Explaining the changing nature of the Pak arsenal, they say all of these efforts suggest that Pakistan is preparing to increase and enhance its nuclear forces. In particular, the new facilities provide the Pakistani military with several options: fabricating weapons that use plutonium cores; mixing plutonium with HEU to make composite cores; and/or using tritium to “boost” warheads’ yield.

Without referencing the recent controversy in India about the success or otherwise of its thermo-nuclear test in 1998 (now dubbed the sizzle vs fizzle debate), the paper says “absent a successful full-scale thermonuclear test (by Pakistan), it is premature to suggest that Pakistan is producing two-stage thermonuclear weapons” – in other words, it has yet to acquire a Hydrogen Bomb.
But, they say, the types of facilities under construction suggest that Pakistan has decided to supplement and perhaps replace its heavy uranium-based weapons with smaller, lighter plutonium-based designs that could be delivered further by ballistic missiles than its current warheads and that could be used in cruise missiles.
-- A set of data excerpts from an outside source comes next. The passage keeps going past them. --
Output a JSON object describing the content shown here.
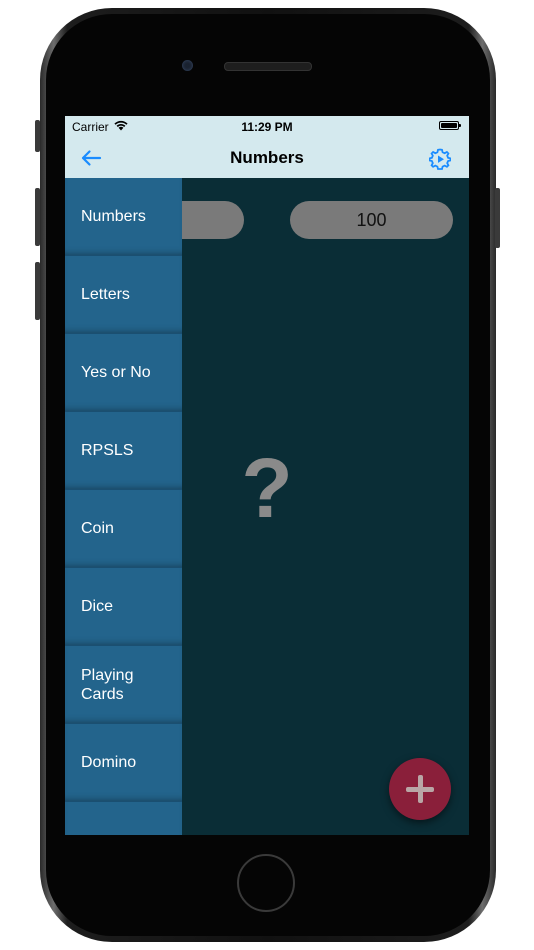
{
  "status_bar": {
    "carrier": "Carrier",
    "time": "11:29 PM"
  },
  "nav": {
    "title": "Numbers",
    "back_icon": "arrow-left-icon",
    "settings_icon": "gear-play-icon"
  },
  "range": {
    "min_value": "",
    "max_value": "100"
  },
  "result": {
    "text": "?"
  },
  "sidebar": {
    "items": [
      {
        "label": "Numbers"
      },
      {
        "label": "Letters"
      },
      {
        "label": "Yes or No"
      },
      {
        "label": "RPSLS"
      },
      {
        "label": "Coin"
      },
      {
        "label": "Dice"
      },
      {
        "label": "Playing\nCards"
      },
      {
        "label": "Domino"
      },
      {
        "label": ""
      }
    ]
  },
  "fab": {
    "icon": "plus-icon"
  },
  "colors": {
    "nav_background": "#d4e9ee",
    "accent": "#1a8cff",
    "sidebar": "#23648c",
    "content_background": "#0a2d36",
    "pill": "#7a7a7a",
    "fab": "#8a1f3a"
  }
}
Pakistan rapidly ramping up India-specific nuclear arsenal.
Times of India. Chidanand Rajghatta, TNN 2 September 2009, 12:01am IST
The bottom line is that the Pakistani program is larger, more potent and more lethal than India could have ever imagined. The Pakistan Nuclear program has moved light years beyond the Heavy Enriched Uranium and has now firmly gone beyond Plutonium and Tritium usage. Though Hans Kristensen didn’t quiet say it–but he did inform the TOI and other news sources that the Pakistani Nuclear program is beyond the Hydrogen Bomb stage–this makes it a very advanced program.

Shaheen II gaining altitude
NEW DELHI, Sept. 2 (Xinhua) — Indian Army Chief Gen. Deepak Kapoor said on Wednesday that Pakistan was going well beyond deterrence after reports Islamabad had increased its nuclear arsenal and was working to add cruise missiles.
“There were certain degrees of deterrence and the figure of 70 to 90 nuclear warheads directed against a country certainly goes beyond the concept of deterrence,” Kapoor said in the western Indian city of Pune.
“It is a matter of concern for us,” he added.
Gen. Kapoor was commenting on an article published in the Bulletin of the Atomic Scientist about the enhanced nuclear arsenal of neighboring Pakistan.
“A new nuclear-capable ballistic missile is being readied for deployment, and two nuclear-capable cruise missiles are under development. Two new plutonium production reactors and a second chemical separation facility also are under construction,” said the U.S. journal.
Pakistan has previously denied it is adding to its nuclear warheads. Information Minister Qamar Zaman Kaira said in May his country did not need to expand its nuclear arsenal but would maintain a minimum nuclear deterrence that was essential for its defense and stability. Editor: Mu Xuequan

The Pakistani program was originally based on a Uranium program which has smaller yields. Now the miniaturized nuclear program has been successfully placed on top of very lethal Shaheen II missiles which can reach every nook and corner of Asia and half of Europe. Actually the Pakistani Inter Continental Ballistic Missile Technology (ICBM) allows it to reach all corners of the globe.